喬唯一從沒想過,喬思賢有一天竟會不認識她了。
她沉默了會兒,看著喬思賢的背影,打算再一次嘗試和他進行溝通。
一旁主治醫生卻輕輕攔住了她,低聲道:「老爺子晚上才醒過來,神志還有些不清醒,會控制不住昏睡,先讓他休息會兒吧。」
「好。」半晌,喬唯一點了點頭,輕聲回道。
幾人一塊兒走了出去。
喬唯一站在門口,又朝喬思賢看了會兒。
「目前的情況,還不能確定,到底是因為老爺子腦子裡的腦神經受到壓迫還沒完全恢復,只是短暫性的神志不清醒,還是不可逆轉的失憶。」身後,醫生朝厲夜廷低聲道。
喬唯一反手輕輕帶上了門,扭頭望向醫生:「那什麼時候才能確定?」
醫生嘆了口氣,回道:「至少要等到他昏睡的情況好轉起來。」
喬唯一原以為,等喬思賢醒了就好了。
手術這麼成功,她以為過了這一關,老爺子從今往後也能享些清福。
厲夜廷轉眸望向喬唯一,默不作聲伸手將她拉入懷裡。
頓了頓,朝醫生低聲道:「辛苦了。」
喬唯一閉著眼睛,靠在厲夜廷懷裡,她有點兒茫然,腦子裡很亂。
厲夜廷捂著她後腦勺,輕輕順著她的頭髮。
半晌,輕聲道:「難受就哭出來,在我面前不用憋著。」
「都是我不好。」喬唯一哽咽了下,小聲回道。
「你沒有哪兒不好。」厲夜廷心疼回道。
喬唯一只覺得難受到有些喘不上氣來,半晌,伸手用厲夜廷的外套捂住了自己的眼睛,眼淚無聲地往下掉。

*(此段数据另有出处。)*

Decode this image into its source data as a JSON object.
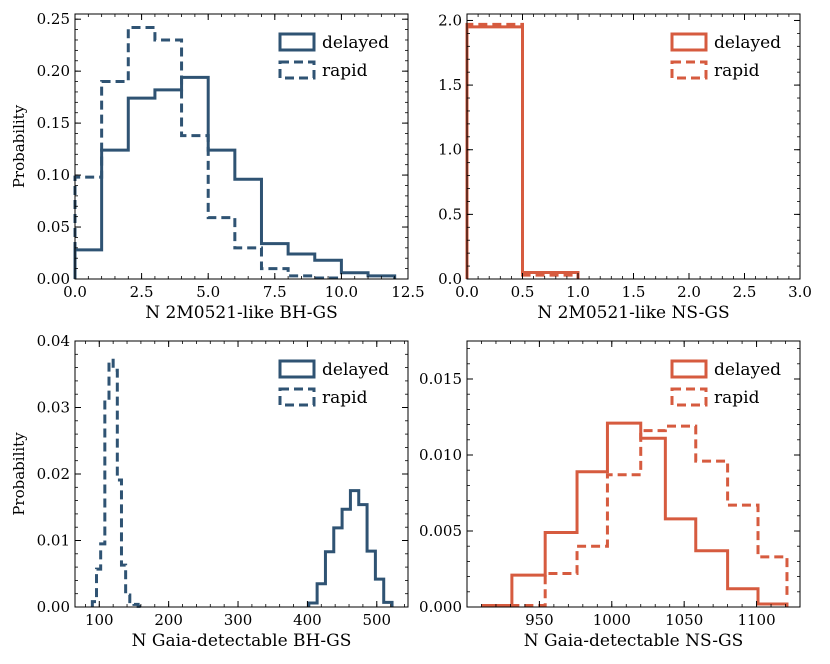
{
  "colors": {
    "bh": "#2f5373",
    "ns": "#d65b3f"
  },
  "chart_data": [
    {
      "id": "bh-2m",
      "type": "histogram",
      "xlabel": "N 2M0521-like BH-GS",
      "ylabel": "Probability",
      "xlim": [
        0,
        12.5
      ],
      "ylim": [
        0,
        0.255
      ],
      "xticks": [
        0,
        2.5,
        5,
        7.5,
        10,
        12.5
      ],
      "xtick_labels": [
        "0.0",
        "2.5",
        "5.0",
        "7.5",
        "10.0",
        "12.5"
      ],
      "yticks": [
        0,
        0.05,
        0.1,
        0.15,
        0.2,
        0.25
      ],
      "ytick_labels": [
        "0.00",
        "0.05",
        "0.10",
        "0.15",
        "0.20",
        "0.25"
      ],
      "color_key": "bh",
      "legend": [
        "delayed",
        "rapid"
      ],
      "series": [
        {
          "name": "delayed",
          "style": "solid",
          "edges": [
            0,
            1,
            2,
            3,
            4,
            5,
            6,
            7,
            8,
            9,
            10,
            11,
            12
          ],
          "values": [
            0.028,
            0.124,
            0.174,
            0.182,
            0.194,
            0.124,
            0.096,
            0.034,
            0.024,
            0.018,
            0.006,
            0.003
          ]
        },
        {
          "name": "rapid",
          "style": "dashed",
          "edges": [
            0,
            1,
            2,
            3,
            4,
            5,
            6,
            7,
            8,
            9,
            10
          ],
          "values": [
            0.098,
            0.19,
            0.242,
            0.23,
            0.138,
            0.059,
            0.03,
            0.01,
            0.003,
            0.001
          ]
        }
      ]
    },
    {
      "id": "ns-2m",
      "type": "histogram",
      "xlabel": "N 2M0521-like NS-GS",
      "ylabel": "",
      "xlim": [
        0,
        3.0
      ],
      "ylim": [
        0,
        2.05
      ],
      "xticks": [
        0,
        0.5,
        1,
        1.5,
        2,
        2.5,
        3
      ],
      "xtick_labels": [
        "0.0",
        "0.5",
        "1.0",
        "1.5",
        "2.0",
        "2.5",
        "3.0"
      ],
      "yticks": [
        0,
        0.5,
        1,
        1.5,
        2
      ],
      "ytick_labels": [
        "0.0",
        "0.5",
        "1.0",
        "1.5",
        "2.0"
      ],
      "color_key": "ns",
      "legend": [
        "delayed",
        "rapid"
      ],
      "series": [
        {
          "name": "delayed",
          "style": "solid",
          "edges": [
            0,
            0.5,
            1.0
          ],
          "values": [
            1.95,
            0.05
          ]
        },
        {
          "name": "rapid",
          "style": "dashed",
          "edges": [
            0,
            0.5,
            1.0
          ],
          "values": [
            1.97,
            0.03
          ]
        }
      ]
    },
    {
      "id": "bh-gaia",
      "type": "histogram",
      "xlabel": "N Gaia-detectable BH-GS",
      "ylabel": "Probability",
      "xlim": [
        65,
        545
      ],
      "ylim": [
        0,
        0.04
      ],
      "xticks": [
        100,
        200,
        300,
        400,
        500
      ],
      "xtick_labels": [
        "100",
        "200",
        "300",
        "400",
        "500"
      ],
      "yticks": [
        0,
        0.01,
        0.02,
        0.03,
        0.04
      ],
      "ytick_labels": [
        "0.00",
        "0.01",
        "0.02",
        "0.03",
        "0.04"
      ],
      "color_key": "bh",
      "legend": [
        "delayed",
        "rapid"
      ],
      "series": [
        {
          "name": "delayed",
          "style": "solid",
          "edges": [
            402,
            414,
            426,
            438,
            450,
            462,
            474,
            486,
            498,
            510,
            522
          ],
          "values": [
            0.0006,
            0.0035,
            0.0083,
            0.0119,
            0.0147,
            0.0175,
            0.0154,
            0.0084,
            0.0042,
            0.0007
          ]
        },
        {
          "name": "rapid",
          "style": "dashed",
          "edges": [
            90,
            96,
            102,
            108,
            114,
            120,
            126,
            132,
            138,
            144,
            150,
            156,
            162
          ],
          "values": [
            0.0008,
            0.0057,
            0.0095,
            0.0314,
            0.0371,
            0.0356,
            0.0191,
            0.0063,
            0.0018,
            0.0008,
            0.0004,
            0.0001
          ]
        }
      ]
    },
    {
      "id": "ns-gaia",
      "type": "histogram",
      "xlabel": "N Gaia-detectable NS-GS",
      "ylabel": "",
      "xlim": [
        900,
        1130
      ],
      "ylim": [
        0,
        0.0175
      ],
      "xticks": [
        950,
        1000,
        1050,
        1100
      ],
      "xtick_labels": [
        "950",
        "1000",
        "1050",
        "1100"
      ],
      "yticks": [
        0,
        0.005,
        0.01,
        0.015
      ],
      "ytick_labels": [
        "0.000",
        "0.005",
        "0.010",
        "0.015"
      ],
      "color_key": "ns",
      "legend": [
        "delayed",
        "rapid"
      ],
      "series": [
        {
          "name": "delayed",
          "style": "solid",
          "edges": [
            911,
            931,
            954,
            976,
            997,
            1020,
            1037,
            1058,
            1080,
            1101,
            1121
          ],
          "values": [
            0.0001,
            0.0021,
            0.0049,
            0.0089,
            0.0121,
            0.0111,
            0.0058,
            0.0037,
            0.0012,
            0.0002
          ]
        },
        {
          "name": "rapid",
          "style": "dashed",
          "edges": [
            931,
            954,
            976,
            997,
            1020,
            1037,
            1058,
            1080,
            1101,
            1121
          ],
          "values": [
            0.0001,
            0.0022,
            0.004,
            0.0087,
            0.0116,
            0.0119,
            0.0096,
            0.0067,
            0.0033,
            0.0008
          ]
        }
      ]
    }
  ]
}
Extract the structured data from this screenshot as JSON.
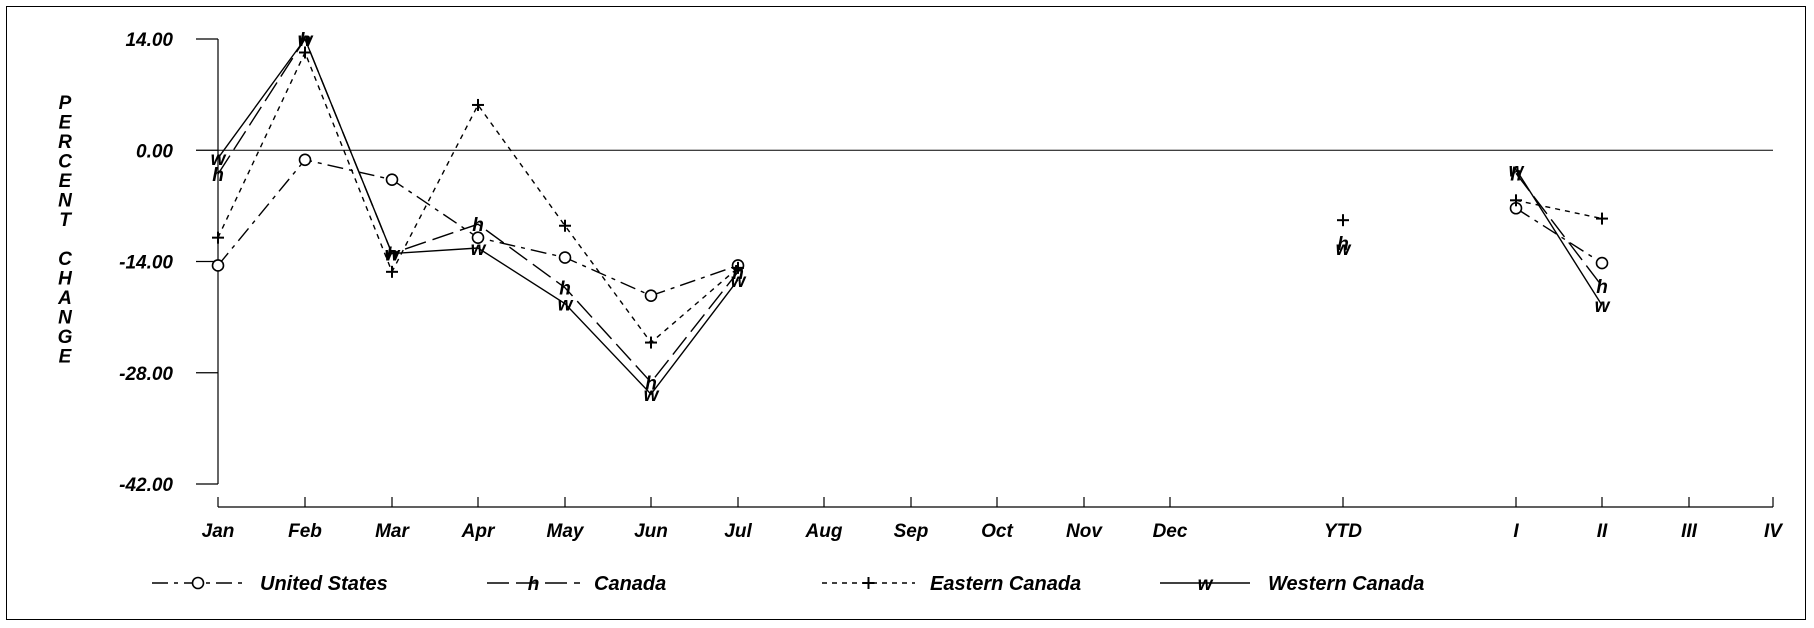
{
  "chart_data": {
    "type": "line",
    "ylabel": "PERCENT CHANGE",
    "ylim": [
      -42,
      14
    ],
    "yticks": [
      "14.00",
      "0.00",
      "-14.00",
      "-28.00",
      "-42.00"
    ],
    "categories": [
      "Jan",
      "Feb",
      "Mar",
      "Apr",
      "May",
      "Jun",
      "Jul",
      "Aug",
      "Sep",
      "Oct",
      "Nov",
      "Dec",
      "YTD",
      "I",
      "II",
      "III",
      "IV"
    ],
    "grid": false,
    "legend_position": "bottom",
    "series": [
      {
        "name": "United States",
        "marker": "o",
        "values": [
          -14.5,
          -1.2,
          -3.7,
          -11.0,
          -13.5,
          -18.3,
          -14.5,
          null,
          null,
          null,
          null,
          null,
          null,
          -7.3,
          -14.2,
          null,
          null
        ]
      },
      {
        "name": "Canada",
        "marker": "h",
        "values": [
          -3.0,
          14.0,
          -13.0,
          -9.3,
          -17.3,
          -29.2,
          -15.3,
          null,
          null,
          null,
          null,
          null,
          -11.7,
          -2.9,
          -17.1,
          null,
          null
        ]
      },
      {
        "name": "Eastern Canada",
        "marker": "+",
        "values": [
          -11.0,
          12.3,
          -15.3,
          5.7,
          -9.5,
          -24.2,
          -14.8,
          null,
          null,
          null,
          null,
          null,
          -8.8,
          -6.3,
          -8.6,
          null,
          null
        ]
      },
      {
        "name": "Western Canada",
        "marker": "w",
        "values": [
          -1.0,
          14.0,
          -13.0,
          -12.3,
          -19.3,
          -30.7,
          -16.3,
          null,
          null,
          null,
          null,
          null,
          -12.3,
          -2.4,
          -19.5,
          null,
          null
        ]
      }
    ]
  }
}
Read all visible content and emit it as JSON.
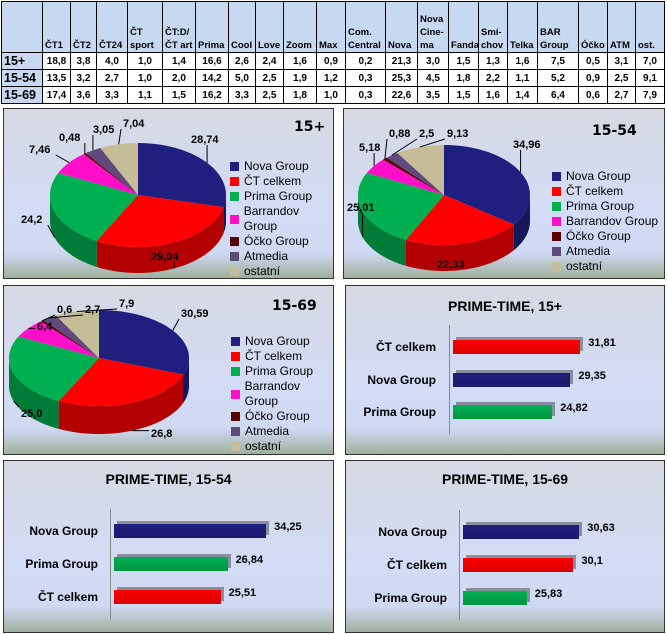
{
  "table": {
    "headers": [
      "",
      "ČT1",
      "ČT2",
      "ČT24",
      "ČT sport",
      "ČT:D/ ČT art",
      "Prima",
      "Cool",
      "Love",
      "Zoom",
      "Max",
      "Com. Central",
      "Nova",
      "Nova Cine-ma",
      "Fanda",
      "Smí-chov",
      "Telka",
      "BAR Group",
      "Óčko",
      "ATM",
      "ost."
    ],
    "rows": [
      [
        "15+",
        "18,8",
        "3,8",
        "4,0",
        "1,0",
        "1,4",
        "16,6",
        "2,6",
        "2,4",
        "1,6",
        "0,9",
        "0,2",
        "21,3",
        "3,0",
        "1,5",
        "1,3",
        "1,6",
        "7,5",
        "0,5",
        "3,1",
        "7,0"
      ],
      [
        "15-54",
        "13,5",
        "3,2",
        "2,7",
        "1,0",
        "2,0",
        "14,2",
        "5,0",
        "2,5",
        "1,9",
        "1,2",
        "0,3",
        "25,3",
        "4,5",
        "1,8",
        "2,2",
        "1,1",
        "5,2",
        "0,9",
        "2,5",
        "9,1"
      ],
      [
        "15-69",
        "17,4",
        "3,6",
        "3,3",
        "1,1",
        "1,5",
        "16,2",
        "3,3",
        "2,5",
        "1,8",
        "1,0",
        "0,3",
        "22,6",
        "3,5",
        "1,5",
        "1,6",
        "1,4",
        "6,4",
        "0,6",
        "2,7",
        "7,9"
      ]
    ]
  },
  "chart_data": [
    {
      "type": "pie",
      "title": "15+",
      "categories": [
        "Nova Group",
        "ČT celkem",
        "Prima Group",
        "Barrandov Group",
        "Óčko Group",
        "Atmedia",
        "ostatní"
      ],
      "values": [
        28.74,
        29.04,
        24.2,
        7.46,
        0.48,
        3.05,
        7.04
      ],
      "labels": [
        "28,74",
        "29,04",
        "24,2",
        "7,46",
        "0,48",
        "3,05",
        "7,04"
      ],
      "legend": "right",
      "style": "3d"
    },
    {
      "type": "pie",
      "title": "15-54",
      "categories": [
        "Nova Group",
        "ČT celkem",
        "Prima Group",
        "Barrandov Group",
        "Óčko Group",
        "Atmedia",
        "ostatní"
      ],
      "values": [
        34.96,
        22.33,
        25.01,
        5.18,
        0.88,
        2.5,
        9.13
      ],
      "labels": [
        "34,96",
        "22,33",
        "25,01",
        "5,18",
        "0,88",
        "2,5",
        "9,13"
      ],
      "legend": "right",
      "style": "3d"
    },
    {
      "type": "pie",
      "title": "15-69",
      "categories": [
        "Nova Group",
        "ČT celkem",
        "Prima Group",
        "Barrandov Group",
        "Óčko Group",
        "Atmedia",
        "ostatní"
      ],
      "values": [
        30.59,
        26.8,
        25.0,
        6.4,
        0.6,
        2.7,
        7.9
      ],
      "labels": [
        "30,59",
        "26,8",
        "25,0",
        "6,4",
        "0,6",
        "2,7",
        "7,9"
      ],
      "legend": "right",
      "style": "3d"
    },
    {
      "type": "bar",
      "orientation": "horizontal",
      "title": "PRIME-TIME, 15+",
      "categories": [
        "ČT celkem",
        "Nova Group",
        "Prima Group"
      ],
      "values": [
        31.81,
        29.35,
        24.82
      ],
      "labels": [
        "31,81",
        "29,35",
        "24,82"
      ],
      "xlim": [
        0,
        40
      ]
    },
    {
      "type": "bar",
      "orientation": "horizontal",
      "title": "PRIME-TIME, 15-54",
      "categories": [
        "Nova Group",
        "Prima Group",
        "ČT celkem"
      ],
      "values": [
        34.25,
        26.84,
        25.51
      ],
      "labels": [
        "34,25",
        "26,84",
        "25,51"
      ],
      "xlim": [
        5,
        40
      ]
    },
    {
      "type": "bar",
      "orientation": "horizontal",
      "title": "PRIME-TIME, 15-69",
      "categories": [
        "Nova Group",
        "ČT celkem",
        "Prima Group"
      ],
      "values": [
        30.63,
        30.1,
        25.83
      ],
      "labels": [
        "30,63",
        "30,1",
        "25,83"
      ],
      "xlim": [
        20,
        35
      ]
    }
  ],
  "colors": {
    "Nova Group": "#1f1f7f",
    "ČT celkem": "#ff0000",
    "Prima Group": "#00b050",
    "Barrandov Group": "#ff10c8",
    "Óčko Group": "#5a0000",
    "Atmedia": "#5f4a7b",
    "ostatní": "#c4bd97"
  }
}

她只是想喬思賢能夠開心地,沒有遺憾地度過這最後一段時間。
還是說,連這麼一個小小的卑微的願望,都是一種奢望嗎?
她似乎總是會給身邊的人帶來厄運。
正像當年喬正國和安桐離婚的時候,朝她面無表情說的那句話:「你這個晦氣東西,誰沾上你誰倒霉。」
雖然喬正國不該對自己的女兒說這種話,然而,他說的,好像確實是事實。
因為她,父母離婚了,安桐帶著她去了厲家,傅伽的孩子沒了,後來厲家又出了事情,安桐帶著錢跑了,厲家險些破產,厲衡成了植物人,她回來之後,厲衡就走了,她和厲夜廷的兩個孩子,也都沒了。
現在喬思賢也是,被她害得這麼慘。
她不知道自己應該怎麼辦,她甚至覺得此刻自己連呼吸都是錯。
有時候,人的崩潰就在一瞬間。
凌晨。
厲夜廷看著哭累了趴在床上睡著的喬唯一,暗暗嘆了口氣,幫她蓋好了被子,起身,脫掉了被她眼淚浸得前襟濕透的外套。
他放輕手腳離開房間,帶上房門的瞬間,臉色瞬間陰沉下來。
「老爺子用的藥都查過?」他望向默不作聲守在門口的無憂。
「都是我們的人直接從藥房拿上來,盯著護士給老爺子用藥的。」無憂微微皺著眉頭回道:「這幾天除了喬正國來過病房一次,沒有任何其他人出入過病房。」